“Music doesn’t get in. Music is already in. Music simply uncovers what is there, makes you feel emotions that you didn’t necessarily know you had inside you, and runs around waking them all up. A rebirth of sorts.” Author Matt Haig in How to Stop Time.
Over the years at The Band Project we have observed the truth of those words again and again. We have seen introverted students find their voice, supported and encouraged by their band. We have witnessed band mates caring for each other in sessions through times of personal crisis, with music there to cheer and heal. We have been part of conversations about the wider world, started because of music’s ability to provide a platform from which students can openly question and learn. We have seen a level of acceptance in bands, irrelevant of background, gender identity or sexual orientation, that inspires us all to be better and do more in support of others. All of this has been made possible because of music’s ability to bind people together. Music doesn’t discriminate. It can only help us grow.
We remember New Saturday band – a group of 6th formers – who stayed together throughout their entire 6th form. They would perform a gig with Strange Child and No Signal at the end of every term, and, without prompting, would gather around three hundred students to come and watch them. It became the end of school event that everyone would look forward to, bringing people together from all walks of life to celebrate through a shared love of music. This self-generated act was something special that will never be forgotten – an organic conversation between musicians, friends and music lovers that united and spread joy.

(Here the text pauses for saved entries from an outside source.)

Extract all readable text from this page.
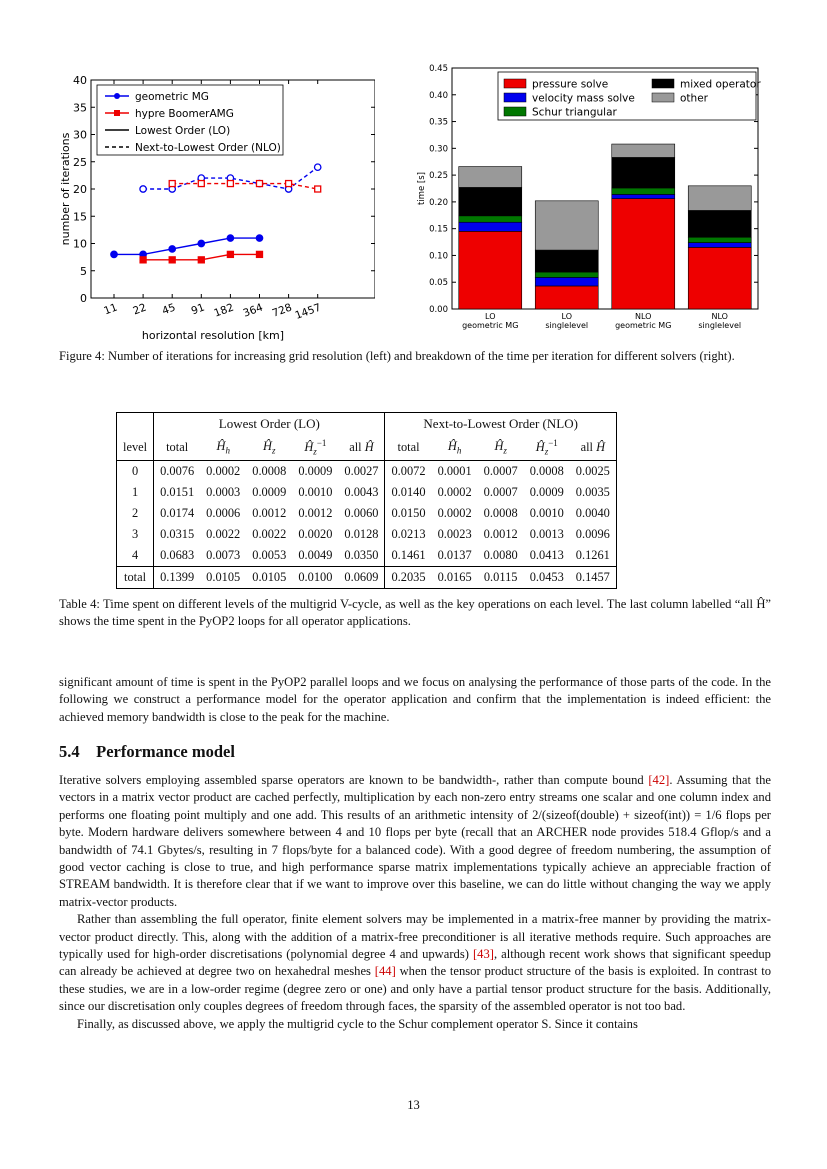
0
5
10
15
20
25
30
35
40
11 22 45 91 182 364 728 1457
horizontal resolution [km]
number of iterations
geometric MG
hypre BoomerAMG
Lowest Order (LO)
Next-to-Lowest Order (NLO)
0.00
0.05
0.10
0.15
0.20
0.25
0.30
0.35
0.40
0.45
time [s]
LO
geometric MG
LO
singlelevel
NLO
geometric MG
NLO
singlelevel
pressure solve	mixed operator
velocity mass solve	other
Schur triangular
Figure 4: Number of iterations for increasing grid resolution (left) and breakdown of the time per iteration for different solvers (right).
	Lowest Order (LO)					Next-to-Lowest Order (NLO)				
level	total	$Ĥ_h$	$Ĥ_z$	$Ĥ_z^{-1}$	all Ĥ	total	$Ĥ_h$	$Ĥ_z$	$Ĥ_z^{-1}$	all Ĥ
0	0.0076	0.0002	0.0008	0.0009	0.0027	0.0072	0.0001	0.0007	0.0008	0.0025
1	0.0151	0.0003	0.0009	0.0010	0.0043	0.0140	0.0002	0.0007	0.0009	0.0035
2	0.0174	0.0006	0.0012	0.0012	0.0060	0.0150	0.0002	0.0008	0.0010	0.0040
3	0.0315	0.0022	0.0022	0.0020	0.0128	0.0213	0.0023	0.0012	0.0013	0.0096
4	0.0683	0.0073	0.0053	0.0049	0.0350	0.1461	0.0137	0.0080	0.0413	0.1261
total	0.1399	0.0105	0.0105	0.0100	0.0609	0.2035	0.0165	0.0115	0.0453	0.1457
Table 4: Time spent on different levels of the multigrid V-cycle, as well as the key operations on each level. The last column labelled “all Ĥ” shows the time spent in the PyOP2 loops for all operator applications.

significant amount of time is spent in the PyOP2 parallel loops and we focus on analysing the performance of those parts of the code. In the following we construct a performance model for the operator application and confirm that the implementation is indeed efficient: the achieved memory bandwidth is close to the peak for the machine.

5.4 Performance model

Iterative solvers employing assembled sparse operators are known to be bandwidth-, rather than compute bound [42]. Assuming that the vectors in a matrix vector product are cached perfectly, multiplication by each non-zero entry streams one scalar and one column index and performs one floating point multiply and one add. This results of an arithmetic intensity of 2/(sizeof(double) + sizeof(int)) = 1/6 flops per byte. Modern hardware delivers somewhere between 4 and 10 flops per byte (recall that an ARCHER node provides 518.4 Gflop/s and a bandwidth of 74.1 Gbytes/s, resulting in 7 flops/byte for a balanced code). With a good degree of freedom numbering, the assumption of good vector caching is close to true, and high performance sparse matrix implementations typically achieve an appreciable fraction of STREAM bandwidth. It is therefore clear that if we want to improve over this baseline, we can do little without changing the way we apply matrix-vector products.

Rather than assembling the full operator, finite element solvers may be implemented in a matrix-free manner by providing the matrix-vector product directly. This, along with the addition of a matrix-free preconditioner is all iterative methods require. Such approaches are typically used for high-order discretisations (polynomial degree 4 and upwards) [43], although recent work shows that significant speedup can already be achieved at degree two on hexahedral meshes [44] when the tensor product structure of the basis is exploited. In contrast to these studies, we are in a low-order regime (degree zero or one) and only have a partial tensor product structure for the basis. Additionally, since our discretisation only couples degrees of freedom through faces, the sparsity of the assembled operator is not too bad.

Finally, as discussed above, we apply the multigrid cycle to the Schur complement operator S. Since it contains

13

Being part of The Band Project has become such a strong part of each student’s personal identity and we can’t wait to see what the future brings for all our bands. Music speaks when you can’t find the right words; it helps you channel difficult emotions and gives you space to process. The lyrics in a song can make you see something from another perspective entirely. Making your own music can improve your ability to co-ordinate and co-operate with others. Music has the power to transform.